Robin McKie

The Observer

Robin Mckie, the Observer’s science editor, is hugely respected. As the choice of pieces submitted suggest, he has a remarkable capacity to write across a wide and varied range of subjects and to make accessible and popular complex concepts and developments.

One piece of Robin McKie’s is an investigation into one of modern medicine’s major mysteries: the ability of large mammals - such as whales - to avoid cancer. Current theories suggest cancers are triggered when cells start to divide uncontrollably and that the more cells possessed by an animal the more likely it is to get a tumour. But animals like whales - which have thousands of times more cells than humans - do not get cancer and uncovering the reason for this ability is opening up new routes to creating new tumour treatments.

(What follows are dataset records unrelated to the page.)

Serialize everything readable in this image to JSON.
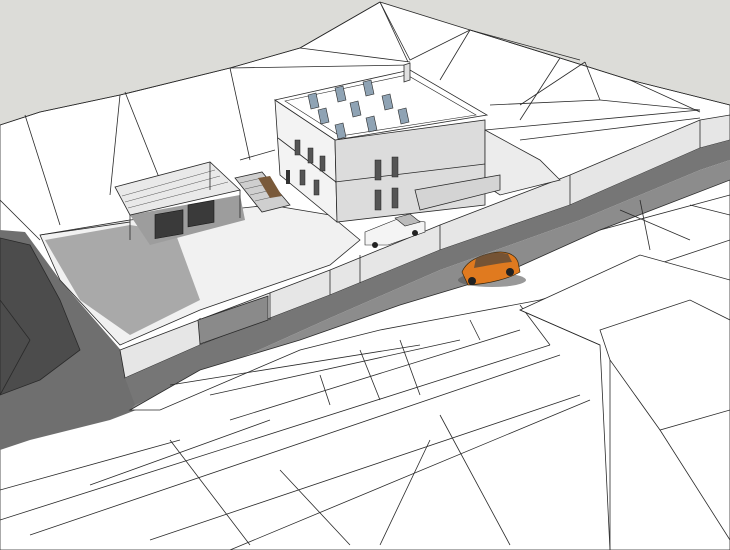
{
  "colors": {
    "background": "#dcdcd8",
    "terrain": "#ffffff",
    "shadow": "#6f6f6f",
    "wall": "#e6e6e6",
    "wall_dark": "#bdbdbd",
    "car": "#e07a1f",
    "solar_panel": "#8fa3b4"
  }
}
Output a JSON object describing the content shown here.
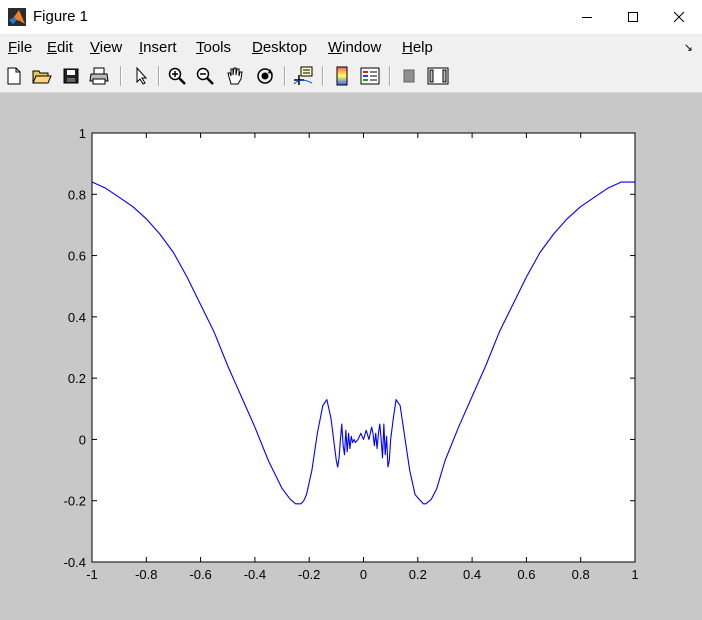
{
  "window": {
    "title": "Figure 1",
    "minimize_glyph": "—",
    "maximize_glyph": "☐",
    "close_glyph": "✕"
  },
  "menu": {
    "items": [
      {
        "label": "File",
        "accel": "F"
      },
      {
        "label": "Edit",
        "accel": "E"
      },
      {
        "label": "View",
        "accel": "V"
      },
      {
        "label": "Insert",
        "accel": "I"
      },
      {
        "label": "Tools",
        "accel": "T"
      },
      {
        "label": "Desktop",
        "accel": "D"
      },
      {
        "label": "Window",
        "accel": "W"
      },
      {
        "label": "Help",
        "accel": "H"
      }
    ],
    "overflow_glyph": "↘"
  },
  "toolbar": {
    "icons": [
      "new-figure-icon",
      "open-file-icon",
      "save-figure-icon",
      "print-figure-icon",
      "edit-plot-arrow-icon",
      "zoom-in-icon",
      "zoom-out-icon",
      "pan-hand-icon",
      "rotate-3d-icon",
      "data-cursor-icon",
      "insert-colorbar-icon",
      "insert-legend-icon",
      "hide-plot-tools-icon",
      "show-plot-tools-icon"
    ]
  },
  "colors": {
    "figure_background": "#c8c8c8",
    "axes_background": "#ffffff",
    "line": "#0000ff"
  },
  "chart_data": {
    "type": "line",
    "title": "",
    "xlabel": "",
    "ylabel": "",
    "xlim": [
      -1,
      1
    ],
    "ylim": [
      -0.4,
      1
    ],
    "xticks": [
      -1,
      -0.8,
      -0.6,
      -0.4,
      -0.2,
      0,
      0.2,
      0.4,
      0.6,
      0.8,
      1
    ],
    "xtick_labels": [
      "-1",
      "-0.8",
      "-0.6",
      "-0.4",
      "-0.2",
      "0",
      "0.2",
      "0.4",
      "0.6",
      "0.8",
      "1"
    ],
    "yticks": [
      -0.4,
      -0.2,
      0,
      0.2,
      0.4,
      0.6,
      0.8,
      1
    ],
    "ytick_labels": [
      "-0.4",
      "-0.2",
      "0",
      "0.2",
      "0.4",
      "0.6",
      "0.8",
      "1"
    ],
    "grid": false,
    "series": [
      {
        "color": "#0000ff",
        "x": [
          -1,
          -0.95,
          -0.9,
          -0.85,
          -0.8,
          -0.75,
          -0.7,
          -0.65,
          -0.6,
          -0.55,
          -0.5,
          -0.45,
          -0.4,
          -0.35,
          -0.3,
          -0.27,
          -0.25,
          -0.23,
          -0.22,
          -0.21,
          -0.19,
          -0.17,
          -0.15,
          -0.135,
          -0.12,
          -0.11,
          -0.1,
          -0.095,
          -0.09,
          -0.085,
          -0.08,
          -0.075,
          -0.07,
          -0.065,
          -0.06,
          -0.055,
          -0.05,
          -0.045,
          -0.04,
          -0.035,
          -0.03,
          -0.02,
          -0.01,
          0,
          0.01,
          0.02,
          0.03,
          0.035,
          0.04,
          0.045,
          0.05,
          0.055,
          0.06,
          0.065,
          0.07,
          0.075,
          0.08,
          0.085,
          0.09,
          0.095,
          0.1,
          0.11,
          0.12,
          0.135,
          0.15,
          0.17,
          0.19,
          0.21,
          0.22,
          0.23,
          0.25,
          0.27,
          0.3,
          0.35,
          0.4,
          0.45,
          0.5,
          0.55,
          0.6,
          0.65,
          0.7,
          0.75,
          0.8,
          0.85,
          0.9,
          0.95,
          1
        ],
        "y": [
          0.84,
          0.82,
          0.79,
          0.76,
          0.72,
          0.67,
          0.61,
          0.53,
          0.44,
          0.35,
          0.24,
          0.14,
          0.04,
          -0.07,
          -0.16,
          -0.195,
          -0.21,
          -0.21,
          -0.2,
          -0.18,
          -0.1,
          0.02,
          0.11,
          0.13,
          0.07,
          0,
          -0.07,
          -0.09,
          -0.06,
          0,
          0.05,
          -0.02,
          -0.05,
          0.03,
          -0.04,
          0.02,
          -0.03,
          0.01,
          -0.01,
          0,
          -0.01,
          0,
          0.02,
          0,
          0.03,
          0,
          0.04,
          0.02,
          -0.02,
          0.02,
          -0.03,
          0.02,
          0.05,
          0,
          -0.06,
          0.05,
          -0.05,
          0.01,
          -0.09,
          -0.07,
          0,
          0.07,
          0.13,
          0.11,
          0.02,
          -0.1,
          -0.18,
          -0.2,
          -0.21,
          -0.21,
          -0.195,
          -0.16,
          -0.07,
          0.04,
          0.14,
          0.24,
          0.35,
          0.44,
          0.53,
          0.61,
          0.67,
          0.72,
          0.76,
          0.79,
          0.82,
          0.84,
          0.84
        ]
      }
    ]
  }
}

Another article focuses on the work of controversial fossil hunter Lee Berger. His claim, made earlier this year, that tiny-brained Homo naledi - whose remains he first uncovered in South Africa - could make fire and art and buried their dead made headlines round the world. However, this article reveals that leading scientists are horrified by his claims and by his use of TV documentaries to promote his controversial views.

Finally, another article focuses on a growing scientific problem: the lightening of our night skies by the indiscriminate use of external lighting, street illumination, advertising, and illuminated sporting venues which is now blinding our view of the stars. The loss, culturally and scientifically, will be intense as this article reveals.